Fantastic, thank you for the reply Jianhong.  The addition of the trimMotif() function certainly makes a huge difference (I now get reasonable numbers of targets for TP53) and solves the problem identified by Paul in his post.

I will contact the people at JASPAR in any case to make sure that this is an appropriate thing to do with their motifs.

0
Entering edit mode
@lisa-hopcroft-5130
Last seen 6.2 years ago
University of Glasgow, Glasgow

Thanks to Paul and Jianhong for contributing to this thread.  I have been in touch with the JASPAR resource.  They have recommended not to trim the motifs using trimMotif() as suggested by Jianhong: "The information content is highly related to binding strength, and you would basically be trimming away important features. Thereby you are losing what you are trying to predict."

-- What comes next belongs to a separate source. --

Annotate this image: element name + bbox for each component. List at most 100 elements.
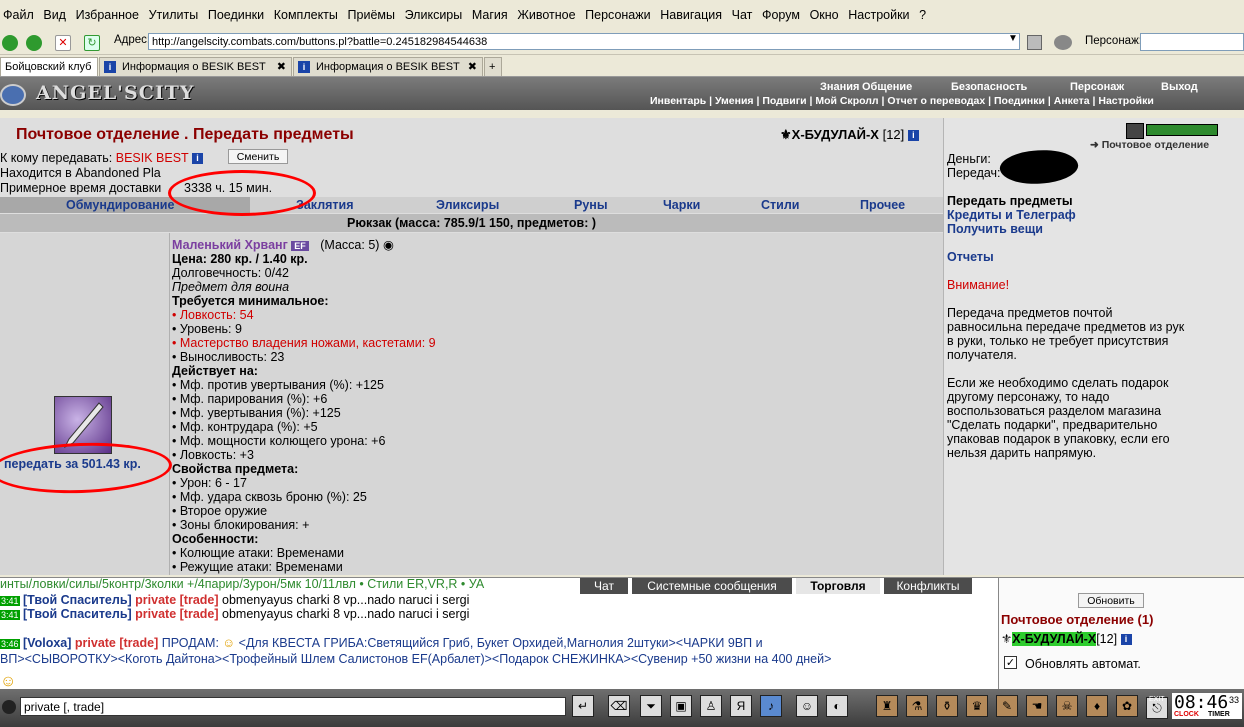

I am currently in discussion with another researcher who has done exactly the task that I'm looking to do.  If I come to any conclusions about this, I'll try to remember to post my findings here.

0
Entering edit mode

It is interesting. I checked the original paper for the TP53 motif. The preferred consensus is the palindrome GGACATGCCCGGGCATGTCC. If we trim the motif (CCGGACATGCCCGGGCATGT) downloaded from JASPAR by information content greater than .04, It will trim the low information position at 1 and 2 and the motif will be like GGACATGCCCGGGCATGT. Acutely, I can not understand why the motif in JASPAR is start from two CC and we can not trim it?